Rosli Mohd Shafie, Awalludin Muhammad Fairuz Nizam, Han Cheong Tau, Saleh Nor Shela, Noor Harrinni Md
School of Education, Faculty of Social Sciences and Humanities, Universiti Teknologi Malaysia, Malaysia.
Faculty of Education, Universiti Teknologi MARA, Puncak Alam, Selangor, Malaysia.
Data Brief. 2024 Apr 23;54:110463. doi: 10.1016/j.dib.2024.110463. eCollection 2024 Jun.

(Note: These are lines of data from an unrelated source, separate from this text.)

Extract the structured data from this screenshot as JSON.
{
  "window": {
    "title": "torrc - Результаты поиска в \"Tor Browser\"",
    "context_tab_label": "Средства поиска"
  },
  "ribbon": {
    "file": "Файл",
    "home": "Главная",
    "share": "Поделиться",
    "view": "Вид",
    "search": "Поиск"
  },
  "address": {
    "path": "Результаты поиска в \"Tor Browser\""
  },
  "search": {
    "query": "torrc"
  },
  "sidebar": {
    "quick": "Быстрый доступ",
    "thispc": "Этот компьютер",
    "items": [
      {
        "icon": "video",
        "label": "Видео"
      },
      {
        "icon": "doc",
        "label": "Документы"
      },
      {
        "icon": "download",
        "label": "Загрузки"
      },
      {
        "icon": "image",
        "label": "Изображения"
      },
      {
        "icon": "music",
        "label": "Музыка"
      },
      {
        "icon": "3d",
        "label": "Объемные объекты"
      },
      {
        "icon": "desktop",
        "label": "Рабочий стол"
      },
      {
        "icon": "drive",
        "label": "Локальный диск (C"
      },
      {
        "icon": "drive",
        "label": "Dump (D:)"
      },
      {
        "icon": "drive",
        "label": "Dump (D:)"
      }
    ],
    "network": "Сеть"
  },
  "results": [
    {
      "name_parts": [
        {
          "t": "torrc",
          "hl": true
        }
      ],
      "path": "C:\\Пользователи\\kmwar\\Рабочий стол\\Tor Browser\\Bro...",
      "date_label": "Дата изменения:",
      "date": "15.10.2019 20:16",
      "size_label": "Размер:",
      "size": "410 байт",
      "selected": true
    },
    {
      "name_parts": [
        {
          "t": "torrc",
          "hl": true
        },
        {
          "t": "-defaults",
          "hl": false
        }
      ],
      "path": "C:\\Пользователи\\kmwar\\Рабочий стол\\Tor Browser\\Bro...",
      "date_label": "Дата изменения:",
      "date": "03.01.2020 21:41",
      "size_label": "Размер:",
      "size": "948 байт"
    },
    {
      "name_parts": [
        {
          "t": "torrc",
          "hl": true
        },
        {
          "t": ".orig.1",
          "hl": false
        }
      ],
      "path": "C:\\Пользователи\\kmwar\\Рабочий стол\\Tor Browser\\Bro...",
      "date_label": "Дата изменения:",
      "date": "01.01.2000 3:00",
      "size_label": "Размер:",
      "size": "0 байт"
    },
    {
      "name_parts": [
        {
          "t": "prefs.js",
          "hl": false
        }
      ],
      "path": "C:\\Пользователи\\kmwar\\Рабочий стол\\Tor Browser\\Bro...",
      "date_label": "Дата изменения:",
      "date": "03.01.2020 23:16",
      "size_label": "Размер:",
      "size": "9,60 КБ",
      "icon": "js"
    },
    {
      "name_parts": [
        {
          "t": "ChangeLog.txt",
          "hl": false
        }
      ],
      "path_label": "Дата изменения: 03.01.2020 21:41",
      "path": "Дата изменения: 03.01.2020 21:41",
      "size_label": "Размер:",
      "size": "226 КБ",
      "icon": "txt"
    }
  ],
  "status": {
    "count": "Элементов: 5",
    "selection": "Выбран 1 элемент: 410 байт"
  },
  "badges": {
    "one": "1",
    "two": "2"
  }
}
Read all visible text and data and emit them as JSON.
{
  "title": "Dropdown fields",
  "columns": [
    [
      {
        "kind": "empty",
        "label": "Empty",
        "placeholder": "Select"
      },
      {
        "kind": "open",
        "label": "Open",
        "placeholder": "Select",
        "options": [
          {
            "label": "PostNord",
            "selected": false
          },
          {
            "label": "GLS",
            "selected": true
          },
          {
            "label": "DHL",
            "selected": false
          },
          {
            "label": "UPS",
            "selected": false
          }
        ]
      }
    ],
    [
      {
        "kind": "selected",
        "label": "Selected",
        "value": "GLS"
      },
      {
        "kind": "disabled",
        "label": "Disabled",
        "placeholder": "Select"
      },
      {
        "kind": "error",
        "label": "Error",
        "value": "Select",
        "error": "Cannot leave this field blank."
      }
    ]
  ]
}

In light of the increasing importance digital economy, the significance of computational thinking has grown exponentially, becoming imperative in both workplace and academic settings such as universities. This article addresses the critical need to comprehend the factors influencing the acceptance of computational thinking. The dataset introduces an extensive questionnaire comprising five constructs and 25 items, rooted in the extended Technology Acceptance Model. Notably, the model incorporates facilitating conditions and subjective norm, providing a comprehensive framework for understanding acceptance. Data collection involved 132 undergraduate university students sampled through purposive sampling, specifically targeting courses with a focus on computational thinking. The resulting dataset serves as a valuable resource for future research, offering detailed insights into the factors determining the acceptance of technology in educational contexts beyond mere thinking skills. Given the scarcity of research on technology acceptance in developing nations, this dataset holds particular significance, serving as a foundation for potential cross-cultural comparisons. The dataset contributes to the field by presenting a robust acceptance model, explaining 74.2 per cent of the variance in behavioural intention, 60.2 per cent in perceived usefulness, and 56.1 per cent in perceived ease of use. This high explanatory power positions the dataset as a superior resource for replication, benchmarking, and broader applicability in diverse contexts, thereby enhancing the understanding of computational thinking acceptance across different populations and settings. This dataset stands among the pioneering efforts to assess the novel covariance-based structural equation model algorithm within SmartPLS 4, presenting a valuable resource for future research employing the same mechanism.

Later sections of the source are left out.